Wouldn't this be a pain if an email address hosted on your service gets trolled (either by some lowlife bombs you with tons of emails a day, or someone signs you up for a lot of newsletters) - that would quickly fill up the receive quota.
I get the sending quota, but not this one. I may be overthinking though.
I purchased mxroute sometime ago, it works, they have had issues with the Lucy server, maybe ride out the storm. ☔️ I have faith it will improve for you.
If your desperate to change some accounts, spread them around, look at normal reseller hosting with MailChannels or SpamExperts, but also look at there limits for example we have a reseller with buyshared, but had issues with forwards.
MX Route is not completly white label.
I run all my email through a reseller account on RackNerd. It has "MailChannels Hybrid – Premium Email Delivery". I've been doing this for two years now and it has been great. It's allowed me to go back to using my domain email addresses instead of being forced to use GMAIL and Outlook to make sure everything gets through. I don't have all the websites for the various domains hosted on that account. I set up the DNS on Cloudflare.

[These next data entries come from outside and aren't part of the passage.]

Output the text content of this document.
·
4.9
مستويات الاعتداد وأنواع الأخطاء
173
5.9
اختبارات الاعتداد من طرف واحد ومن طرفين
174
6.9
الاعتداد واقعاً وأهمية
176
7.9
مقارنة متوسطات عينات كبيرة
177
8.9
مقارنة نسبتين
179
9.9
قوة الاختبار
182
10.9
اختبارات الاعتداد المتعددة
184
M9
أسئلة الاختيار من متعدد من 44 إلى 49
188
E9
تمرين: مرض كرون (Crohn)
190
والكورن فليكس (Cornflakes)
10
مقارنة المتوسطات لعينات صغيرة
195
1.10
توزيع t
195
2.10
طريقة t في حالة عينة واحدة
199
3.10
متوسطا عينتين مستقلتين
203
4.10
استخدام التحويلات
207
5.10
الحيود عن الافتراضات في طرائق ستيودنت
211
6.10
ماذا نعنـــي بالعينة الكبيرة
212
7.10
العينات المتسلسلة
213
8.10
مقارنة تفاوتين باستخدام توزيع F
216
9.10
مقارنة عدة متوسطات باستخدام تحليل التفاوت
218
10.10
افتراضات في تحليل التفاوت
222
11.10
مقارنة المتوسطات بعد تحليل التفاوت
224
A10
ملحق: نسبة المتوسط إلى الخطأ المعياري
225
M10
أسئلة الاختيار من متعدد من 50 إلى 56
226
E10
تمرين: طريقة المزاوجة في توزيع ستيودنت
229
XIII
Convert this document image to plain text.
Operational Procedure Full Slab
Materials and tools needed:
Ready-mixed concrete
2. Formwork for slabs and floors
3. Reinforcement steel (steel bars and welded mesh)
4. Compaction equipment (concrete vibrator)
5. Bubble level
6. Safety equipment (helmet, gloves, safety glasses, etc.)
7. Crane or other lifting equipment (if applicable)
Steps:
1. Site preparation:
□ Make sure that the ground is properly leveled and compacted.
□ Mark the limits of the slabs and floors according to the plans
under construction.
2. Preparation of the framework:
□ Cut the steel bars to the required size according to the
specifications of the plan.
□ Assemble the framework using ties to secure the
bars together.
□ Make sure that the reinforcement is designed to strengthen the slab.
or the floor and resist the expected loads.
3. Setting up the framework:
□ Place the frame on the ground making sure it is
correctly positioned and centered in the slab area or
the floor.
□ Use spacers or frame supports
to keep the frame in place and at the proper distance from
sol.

I think in general email systems should use some kind of replication system to prevent these kinds of failures -- and unless you're competent at managing MySQL replication (which doesn't really scale too well for larger systems) you're probably better with a managed system rather than self-hosting.
I would however expect that a service like MXRoute use replication (with e.g. GlusterFS) rather than just backups + RAID since just having backups + RAID does not prevent downtime. I do hope that @jar will implement this in the future, although I suspect that it might be too expensive for MXRoute to be able to do sustainably.
Same but with RamNode. But the end result is the same.
Positive experience.
Edit: Maybe not the same? What does hybrid mean in this sense?
Edit 2: It means they route some email to MailChannels and some they don’t. I think RamNode use it for everything.
@svjx we mostly send internal mails
i.e from [email protected] to [email protected] and so on.... do those also count towards out,in/day limit?
thanks.
That's a great idea. I might do the same thing myself.
You can add the subdomain as normal then turn on catch-all email and point it to user@domain address.
Virmache in action
Anything that actually lands in a mailbox (i.e. known spam doesn't count) counts towards limits. We have to keep limits in check or else unlimited addresses + unchecked limits = unlimited resource usage.
It is worth mentioning that you would have to go well beyond the limits to actually have anything happen (we don't bounce mail just because you went over).
Rates only get counted for messages that actually make it into your mailbox (i.e. a lowlife that is bombing you with countless emails is going to get rejected or at the very least grey listed). If you have an excess of newletters, it is your responsibility to unsubscribe from them as they eat up server resources nonetheless.
That being said, we rarely have customers actually complain about limits. It's much harder to hit them in practice than in theory. As for why companies choose this model, it's important to realize that mail hosts that offer unlimited addresses still have to deal with the overhead that comes with each address. 100 addresses means 100 IMAP sessions, 100 SMTP connections, 100 mailboxes, etc. Limits help keep resource abuse in check, whether it be outbound or inbound.
How far beyond, specifically? And what happens at that point? An extra billing charge or a technical response?
I can't think of any other provider that bills based on the number of incoming emails. Do you know of any others? (I'm not referring to billing based on storage quotas.)
Keep in mind that even Gsuite will rate limit and block your incoming email if you get flooded too heavily. Happened to me once, just one single bad actor with one single OVH server running a mail command in a bash loop shut down my email account for a week I think it was.
Every system has limits, and it's hard to define them. Attacks vary in shape, size, impact, and execution.